Una bella vittoria contro Hugo Gaston, tra una veronica a concludere uno scambio da cineteca e il sostegno dei tifosi italiani, per confermare di trovarsi molto bene sull’erba. Lorenzo Sonego centra il terzo turno per il secondo anno consecutivo ai Championships: l’anno scorso si fermò in ottavi contro Roger Federer, quest’anno sulla sua strada c’è l’altro totem di questo sport, Rafa Nadal, a livello di terzo turno. Peccato che l’edizione attuale non assegni punti, perché il torinese scivolerà intorno alla 70esima posizione del ranking ATP. Ma il torneo di Londra gli sta dando morale e autostima per andarsi a riprendere i punti in seguito.
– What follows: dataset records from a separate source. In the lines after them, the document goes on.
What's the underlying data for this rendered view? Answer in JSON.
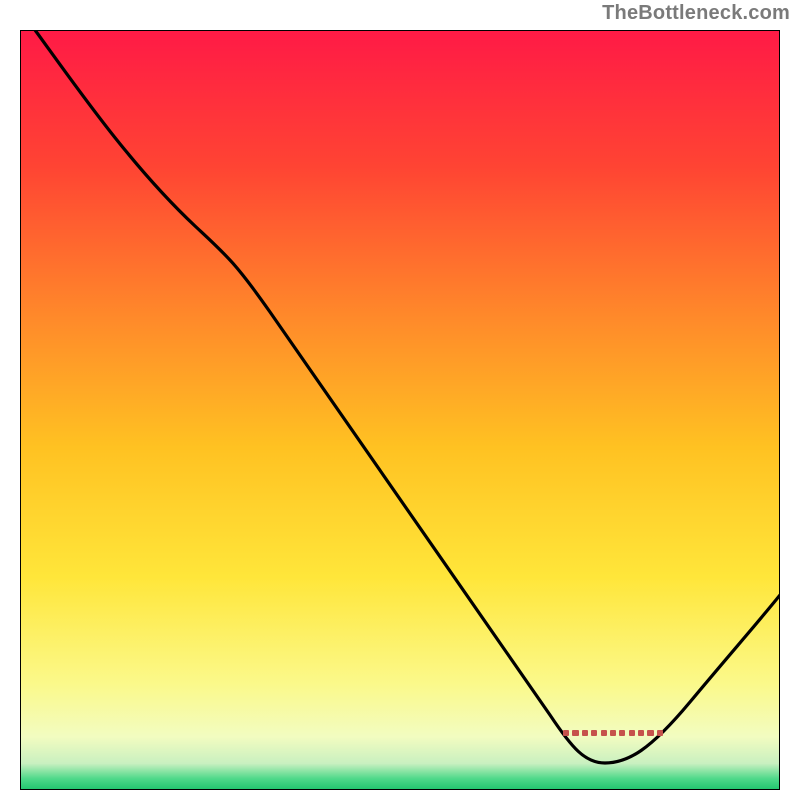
{
  "watermark": "TheBottleneck.com",
  "chart_data": {
    "type": "line",
    "title": "",
    "xlabel": "",
    "ylabel": "",
    "xlim": [
      0,
      100
    ],
    "ylim": [
      0,
      100
    ],
    "background_gradient": {
      "stops": [
        {
          "pos": 0.0,
          "color": "#ff1a46"
        },
        {
          "pos": 0.18,
          "color": "#ff4433"
        },
        {
          "pos": 0.38,
          "color": "#ff8a2a"
        },
        {
          "pos": 0.55,
          "color": "#ffc222"
        },
        {
          "pos": 0.72,
          "color": "#ffe63a"
        },
        {
          "pos": 0.86,
          "color": "#fbf98a"
        },
        {
          "pos": 0.93,
          "color": "#f2fcc0"
        },
        {
          "pos": 0.965,
          "color": "#c9f0c0"
        },
        {
          "pos": 0.985,
          "color": "#4fd98a"
        },
        {
          "pos": 1.0,
          "color": "#1fc56d"
        }
      ]
    },
    "series": [
      {
        "name": "bottleneck-curve",
        "color": "#000000",
        "x": [
          2,
          10,
          20,
          26,
          40,
          55,
          70,
          75,
          82,
          88,
          100
        ],
        "y": [
          100,
          90.5,
          79,
          72,
          51,
          30,
          9.5,
          3.5,
          3.5,
          10,
          24
        ]
      }
    ],
    "marker_segment": {
      "name": "optimal-range",
      "color": "#c6524c",
      "x_start": 73,
      "x_end": 86,
      "y": 4
    }
  }
}
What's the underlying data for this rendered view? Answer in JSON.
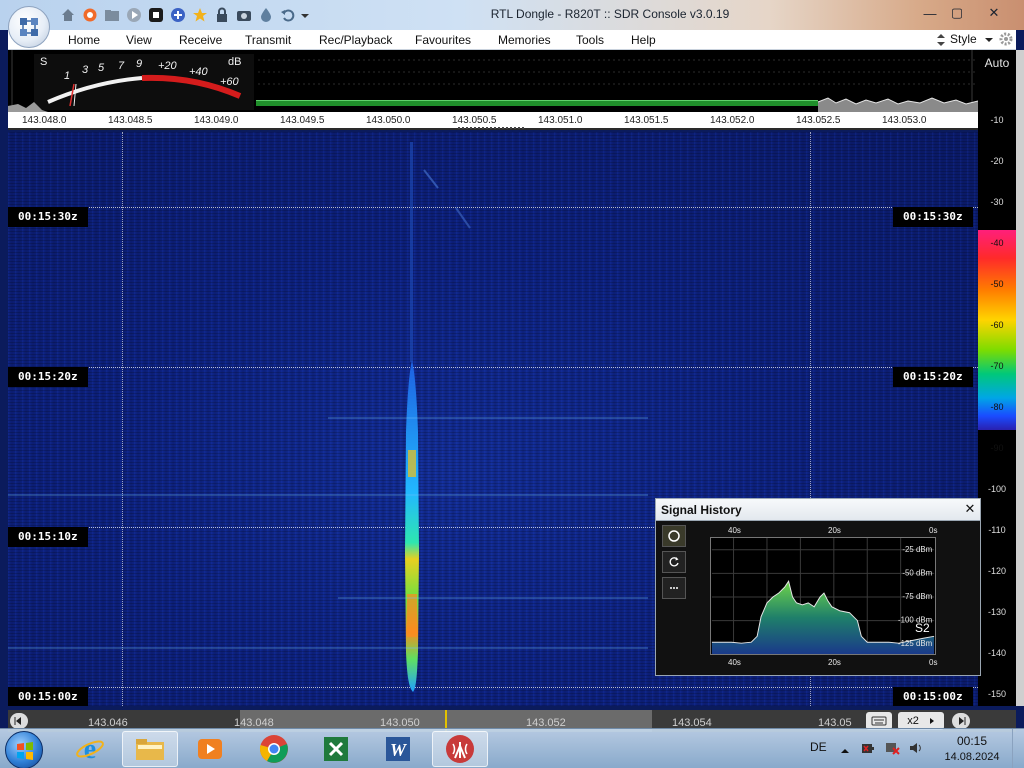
{
  "window": {
    "title": "RTL Dongle - R820T :: SDR Console v3.0.19",
    "minimize": "—",
    "maximize": "▢",
    "close": "✕"
  },
  "menu": {
    "items": [
      "Home",
      "View",
      "Receive",
      "Transmit",
      "Rec/Playback",
      "Favourites",
      "Memories",
      "Tools",
      "Help"
    ],
    "style_label": "Style"
  },
  "smeter": {
    "s_label": "S",
    "db_label": "dB",
    "s_scale": [
      "1",
      "3",
      "5",
      "7",
      "9"
    ],
    "db_scale": [
      "+20",
      "+40",
      "+60"
    ]
  },
  "scale_mode": "Auto",
  "frequency_axis": {
    "ticks": [
      "143.048.0",
      "143.048.5",
      "143.049.0",
      "143.049.5",
      "143.050.0",
      "143.050.5",
      "143.051.0",
      "143.051.5",
      "143.052.0",
      "143.052.5",
      "143.053.0"
    ]
  },
  "waterfall": {
    "time_labels": [
      "00:15:30z",
      "00:15:20z",
      "00:15:10z",
      "00:15:00z"
    ]
  },
  "db_scale": {
    "ticks": [
      "-10",
      "-20",
      "-30",
      "-40",
      "-50",
      "-60",
      "-70",
      "-80",
      "-90",
      "-100",
      "-110",
      "-120",
      "-130",
      "-140",
      "-150"
    ]
  },
  "signal_history": {
    "title": "Signal History",
    "close_label": "✕",
    "time_axis": [
      "40s",
      "20s",
      "0s"
    ],
    "level_axis": [
      "-25 dBm",
      "-50 dBm",
      "-75 dBm",
      "-100 dBm",
      "-125 dBm"
    ],
    "s_reading": "S2"
  },
  "bottom_bar": {
    "frequencies": [
      "143.046",
      "143.048",
      "143.050",
      "143.052",
      "143.054",
      "143.05"
    ],
    "zoom_label": "x2"
  },
  "taskbar": {
    "apps": [
      "internet-explorer",
      "file-explorer",
      "media-player",
      "chrome",
      "excel",
      "word",
      "sdr-console"
    ],
    "language": "DE",
    "time": "00:15",
    "date": "14.08.2024"
  }
}
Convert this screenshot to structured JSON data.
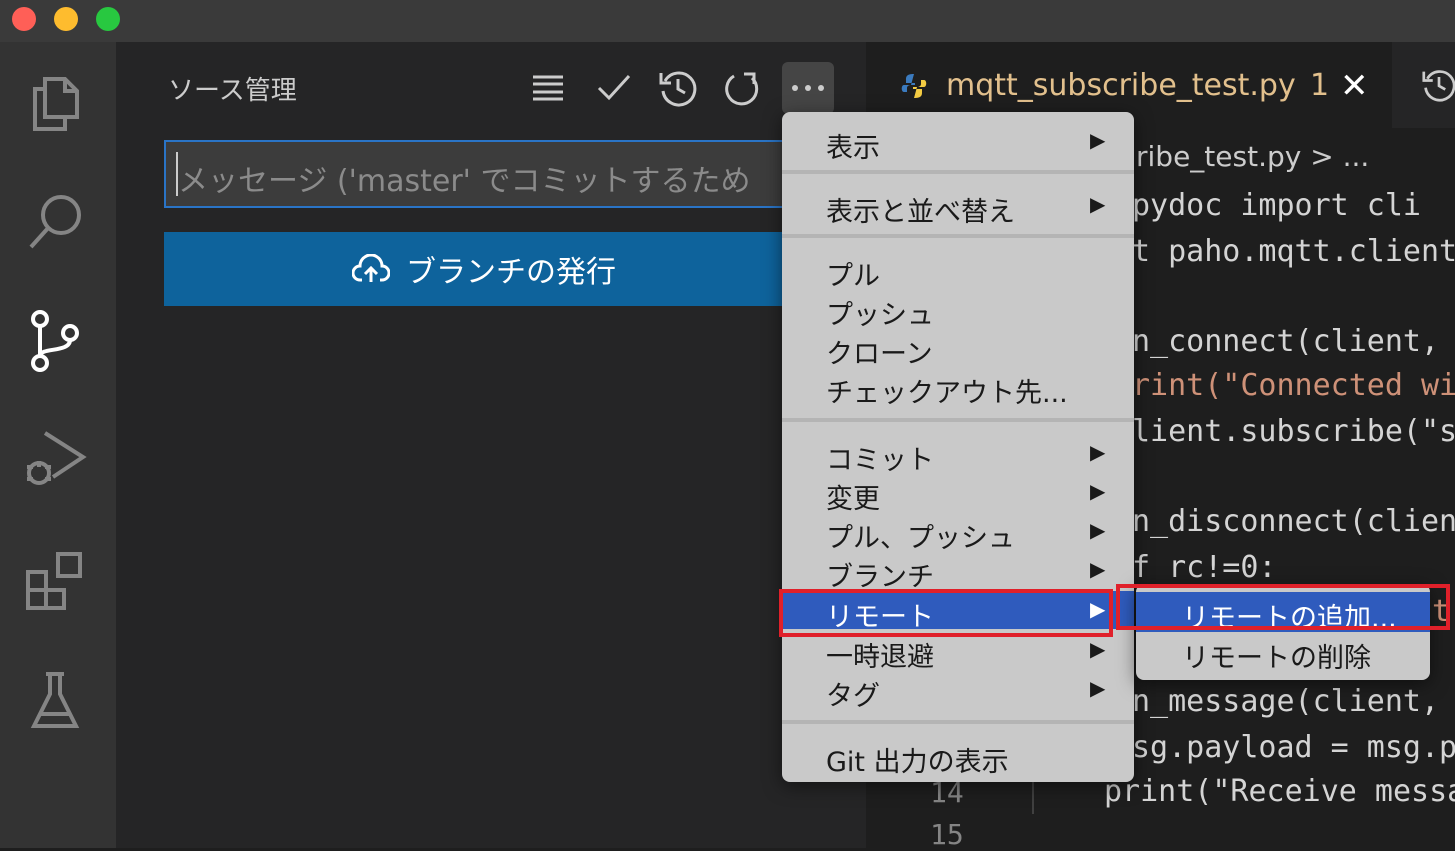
{
  "window": {
    "traffic_colors": [
      "#ff5f57",
      "#febc2e",
      "#28c840"
    ]
  },
  "activity_bar": {
    "items": [
      "files-icon",
      "search-icon",
      "source-control-icon",
      "run-debug-icon",
      "extensions-icon",
      "testing-icon"
    ]
  },
  "sidebar": {
    "title": "ソース管理",
    "commit_placeholder": "メッセージ ('master' でコミットするため",
    "publish_button": "ブランチの発行"
  },
  "editor": {
    "tab_name": "mqtt_subscribe_test.py",
    "tab_problems": "1",
    "breadcrumb": "ribe_test.py > ...",
    "lines": [
      {
        "text": "pydoc import cli"
      },
      {
        "text": "t paho.mqtt.client"
      },
      {
        "text": "n_connect(client, u"
      },
      {
        "text": "rint(\"Connected wit"
      },
      {
        "text": "lient.subscribe(\"se"
      },
      {
        "text": "n_disconnect(client"
      },
      {
        "text": "f rc!=0:"
      },
      {
        "text": "t"
      },
      {
        "text": "n_message(client, u"
      },
      {
        "text": "sg.payload = msg.pa"
      },
      {
        "text": "print(\"Receive messa"
      }
    ],
    "line_numbers": [
      "14",
      "15"
    ]
  },
  "menu": {
    "items": [
      {
        "label": "表示",
        "submenu": true
      },
      {
        "label": "表示と並べ替え",
        "submenu": true
      },
      {
        "label": "プル",
        "submenu": false
      },
      {
        "label": "プッシュ",
        "submenu": false
      },
      {
        "label": "クローン",
        "submenu": false
      },
      {
        "label": "チェックアウト先...",
        "submenu": false
      },
      {
        "label": "コミット",
        "submenu": true
      },
      {
        "label": "変更",
        "submenu": true
      },
      {
        "label": "プル、プッシュ",
        "submenu": true
      },
      {
        "label": "ブランチ",
        "submenu": true
      },
      {
        "label": "リモート",
        "submenu": true,
        "selected": true
      },
      {
        "label": "一時退避",
        "submenu": true
      },
      {
        "label": "タグ",
        "submenu": true
      },
      {
        "label": "Git 出力の表示",
        "submenu": false
      }
    ]
  },
  "submenu": {
    "items": [
      {
        "label": "リモートの追加...",
        "selected": true
      },
      {
        "label": "リモートの削除",
        "selected": false
      }
    ]
  },
  "arrow_glyph": "▶",
  "colors": {
    "accent": "#0e639c",
    "menu_highlight": "#2f5bbd",
    "annotation": "#e0202a",
    "modified_file": "#e2c08d"
  }
}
Intanto, c’è una partita importante da giocare. “Sì, Nadal qualcosina ha vinto… – sorride Lorenzo dopo il match contro Gaston ai microfoni di Repubblica -. Servirà una prestazione pazzesca. Ma forse l’erba è la superficie migliore per incontrarlo. Dovrò sicuramente essere molto aggressivo con servizio e dritto. Su questa superficie essere attendisti non conviene a nessuno e mi trovo bene perché la palla salta meno, me la trovo ad altezza fianco per il rovescio, preferisco così per giocarlo piatto. Mi può aiutare anche il fatto di aver giocato sul Centrale l’anno scorso contro Federer, almeno un pochino di esperienza ce l’ho”.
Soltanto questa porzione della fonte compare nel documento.